Personal Data Protection Policy in Compliance with GDPR.

1. General Provisions

This Personal Data Protection Policy ("Policy") defines the principles for processing and protecting personal data in accordance with Regulation (EU) 2016/679 of the European Parliament and of the Council of 27 April 2016 ("GDPR") and other applicable legal provisions regarding personal data protection.

2. Data Controller

The data controller is DNA Laboratory, hereinafter referred to as the "Controller". 

3. Principles of Personal Data Processing

The Controller ensures that personal data are: 

  • Processed lawfully, fairly, and transparently.
  • Collected for specific, explicit, and legitimate purposes.
  • Limited to what is necessary.
  • Stored for no longer than necessary.
  • Processed in a manner that ensures their integrity and confidentiality.

4. Purposes of Personal Data Processing

  • Personal data may be processed for the following purposes:  
  • Execution of contracts concluded with clients, contractors, and employees.
  • Handling inquiries and communication with users.
  • Compliance with legal obligations imposed on the Controller.
  • Marketing and promotion of the Controller's activities, provided the user has given consent.

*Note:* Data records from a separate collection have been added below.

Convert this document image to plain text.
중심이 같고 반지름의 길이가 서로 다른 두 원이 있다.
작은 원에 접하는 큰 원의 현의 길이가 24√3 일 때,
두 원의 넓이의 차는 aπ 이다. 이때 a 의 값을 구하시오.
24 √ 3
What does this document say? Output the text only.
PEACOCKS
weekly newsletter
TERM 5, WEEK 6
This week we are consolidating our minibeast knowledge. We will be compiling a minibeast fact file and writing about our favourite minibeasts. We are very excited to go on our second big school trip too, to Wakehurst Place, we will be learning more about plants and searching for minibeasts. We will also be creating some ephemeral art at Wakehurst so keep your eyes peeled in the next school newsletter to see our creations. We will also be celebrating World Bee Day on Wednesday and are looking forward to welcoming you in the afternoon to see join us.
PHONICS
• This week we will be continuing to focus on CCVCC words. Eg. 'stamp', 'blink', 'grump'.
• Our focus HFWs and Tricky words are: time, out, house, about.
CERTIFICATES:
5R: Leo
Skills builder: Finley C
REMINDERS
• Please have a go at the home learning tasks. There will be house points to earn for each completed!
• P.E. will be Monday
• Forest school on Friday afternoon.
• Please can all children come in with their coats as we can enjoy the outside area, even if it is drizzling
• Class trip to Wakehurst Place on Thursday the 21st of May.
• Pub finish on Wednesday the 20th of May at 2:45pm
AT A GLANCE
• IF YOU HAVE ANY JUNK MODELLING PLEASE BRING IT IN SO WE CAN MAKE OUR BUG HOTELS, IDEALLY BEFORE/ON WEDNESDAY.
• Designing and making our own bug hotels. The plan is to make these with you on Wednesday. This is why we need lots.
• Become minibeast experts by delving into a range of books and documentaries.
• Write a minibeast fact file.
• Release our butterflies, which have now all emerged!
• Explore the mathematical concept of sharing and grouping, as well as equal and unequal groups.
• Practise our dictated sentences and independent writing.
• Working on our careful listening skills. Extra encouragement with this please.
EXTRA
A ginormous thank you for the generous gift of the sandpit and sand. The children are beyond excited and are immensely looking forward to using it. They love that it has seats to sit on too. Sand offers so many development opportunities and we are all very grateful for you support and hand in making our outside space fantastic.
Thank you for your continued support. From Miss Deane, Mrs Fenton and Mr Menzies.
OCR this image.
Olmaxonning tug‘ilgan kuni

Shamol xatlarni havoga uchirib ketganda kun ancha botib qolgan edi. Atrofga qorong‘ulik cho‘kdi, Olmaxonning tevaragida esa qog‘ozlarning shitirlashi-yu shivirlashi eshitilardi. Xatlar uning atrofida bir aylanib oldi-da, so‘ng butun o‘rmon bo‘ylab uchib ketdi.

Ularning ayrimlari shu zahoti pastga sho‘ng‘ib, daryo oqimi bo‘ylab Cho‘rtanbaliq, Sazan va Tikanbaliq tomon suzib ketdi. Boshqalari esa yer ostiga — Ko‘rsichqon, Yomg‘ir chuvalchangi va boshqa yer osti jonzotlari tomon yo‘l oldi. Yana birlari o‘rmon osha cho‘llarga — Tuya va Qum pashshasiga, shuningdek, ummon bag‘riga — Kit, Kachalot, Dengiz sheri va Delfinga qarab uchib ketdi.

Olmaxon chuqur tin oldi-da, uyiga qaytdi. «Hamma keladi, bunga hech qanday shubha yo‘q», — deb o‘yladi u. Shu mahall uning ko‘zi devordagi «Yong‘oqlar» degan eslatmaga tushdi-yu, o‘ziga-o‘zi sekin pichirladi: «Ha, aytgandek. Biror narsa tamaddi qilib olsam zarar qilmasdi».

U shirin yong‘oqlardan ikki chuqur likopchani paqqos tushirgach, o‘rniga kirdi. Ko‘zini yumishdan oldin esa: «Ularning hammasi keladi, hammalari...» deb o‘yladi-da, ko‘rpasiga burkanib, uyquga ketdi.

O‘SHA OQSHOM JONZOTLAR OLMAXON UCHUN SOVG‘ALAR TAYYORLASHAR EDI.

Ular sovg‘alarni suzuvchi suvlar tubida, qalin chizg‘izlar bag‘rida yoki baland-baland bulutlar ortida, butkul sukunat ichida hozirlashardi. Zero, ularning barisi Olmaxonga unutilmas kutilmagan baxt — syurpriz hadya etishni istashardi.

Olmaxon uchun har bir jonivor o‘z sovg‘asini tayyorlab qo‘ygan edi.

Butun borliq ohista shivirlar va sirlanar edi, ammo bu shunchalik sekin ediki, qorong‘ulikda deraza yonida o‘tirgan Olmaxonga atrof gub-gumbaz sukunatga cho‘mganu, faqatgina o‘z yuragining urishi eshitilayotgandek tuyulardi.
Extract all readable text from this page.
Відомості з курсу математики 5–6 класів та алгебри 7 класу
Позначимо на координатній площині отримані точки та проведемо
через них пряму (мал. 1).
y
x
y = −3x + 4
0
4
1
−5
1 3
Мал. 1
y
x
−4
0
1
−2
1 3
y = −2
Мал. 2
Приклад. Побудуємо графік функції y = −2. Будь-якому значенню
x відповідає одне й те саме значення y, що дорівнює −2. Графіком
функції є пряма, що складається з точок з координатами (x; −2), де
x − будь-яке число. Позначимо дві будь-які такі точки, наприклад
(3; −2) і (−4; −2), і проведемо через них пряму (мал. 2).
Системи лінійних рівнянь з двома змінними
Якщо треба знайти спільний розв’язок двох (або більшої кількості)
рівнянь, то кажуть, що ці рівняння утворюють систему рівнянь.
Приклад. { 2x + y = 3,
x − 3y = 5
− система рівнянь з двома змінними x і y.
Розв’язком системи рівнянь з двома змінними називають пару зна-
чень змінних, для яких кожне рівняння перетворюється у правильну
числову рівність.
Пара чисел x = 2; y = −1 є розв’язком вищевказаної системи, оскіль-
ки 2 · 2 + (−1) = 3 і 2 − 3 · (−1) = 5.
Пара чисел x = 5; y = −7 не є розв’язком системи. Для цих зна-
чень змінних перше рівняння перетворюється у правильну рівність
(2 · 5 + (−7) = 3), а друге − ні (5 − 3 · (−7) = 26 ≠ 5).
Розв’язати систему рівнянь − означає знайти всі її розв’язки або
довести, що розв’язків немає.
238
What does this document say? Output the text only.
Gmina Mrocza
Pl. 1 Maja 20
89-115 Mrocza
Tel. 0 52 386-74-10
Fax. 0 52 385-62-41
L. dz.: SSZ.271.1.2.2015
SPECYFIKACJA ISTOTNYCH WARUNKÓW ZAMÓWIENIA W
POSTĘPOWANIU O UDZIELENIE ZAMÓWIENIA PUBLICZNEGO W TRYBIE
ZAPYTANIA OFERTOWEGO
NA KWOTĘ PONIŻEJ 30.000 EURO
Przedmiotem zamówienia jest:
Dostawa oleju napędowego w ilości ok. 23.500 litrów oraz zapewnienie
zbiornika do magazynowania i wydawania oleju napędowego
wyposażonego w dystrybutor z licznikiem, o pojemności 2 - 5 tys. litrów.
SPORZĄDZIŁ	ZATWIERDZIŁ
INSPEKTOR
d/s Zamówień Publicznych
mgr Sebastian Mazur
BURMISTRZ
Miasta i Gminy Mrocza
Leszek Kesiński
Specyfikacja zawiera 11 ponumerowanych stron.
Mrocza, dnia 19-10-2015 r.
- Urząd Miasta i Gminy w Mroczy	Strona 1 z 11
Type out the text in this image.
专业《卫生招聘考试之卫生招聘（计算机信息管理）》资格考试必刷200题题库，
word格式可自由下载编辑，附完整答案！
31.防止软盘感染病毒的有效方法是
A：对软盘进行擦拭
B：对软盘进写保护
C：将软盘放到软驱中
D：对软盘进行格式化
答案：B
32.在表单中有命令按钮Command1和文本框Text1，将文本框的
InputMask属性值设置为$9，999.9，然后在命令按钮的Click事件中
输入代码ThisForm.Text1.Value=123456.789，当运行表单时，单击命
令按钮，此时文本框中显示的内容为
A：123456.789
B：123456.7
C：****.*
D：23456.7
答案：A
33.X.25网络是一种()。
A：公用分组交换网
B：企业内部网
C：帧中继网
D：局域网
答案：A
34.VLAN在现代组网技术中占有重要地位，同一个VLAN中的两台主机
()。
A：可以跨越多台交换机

5. Legal Basis for Processing

Data processing is based on: 

  • The consent of the data subject (Article 6(1)(a) GDPR).
  • Performance of a contract or taking steps prior to entering into a contract (Article 6(1)(b) GDPR).
  • Legal obligations imposed on the Controller (Article 6(1)(c) GDPR).
  • The legitimate interests of the Controller (Article 6(1)(f) GDPR).

6. Rights of Data Subjects

Individuals whose data are processed have the right to:  

  • Access their personal data.
  • Rectify inaccurate or incomplete data.
  • Erase their data ("right to be forgotten").
  • Restrict data processing.
  • Transfer their data to another controller.
  • Object to data processing.
  • Lodge a complaint with a supervisory authority.

7. Data Retention Period

Personal data are retained for the period necessary to fulfill the purposes of processing or as required by law.  

8. Data Security

The Controller applies appropriate technical and organizational measures to ensure data protection against unauthorized access, loss, or destruction. 

9. Contact

For matters related to personal data protection, you can contact the Controller via email: This email address is being protected from spambots. You need JavaScript enabled to view it.



Effective date: 01.01.2025
This Policy may be periodically updated. The current version is always available on the Controller’s website.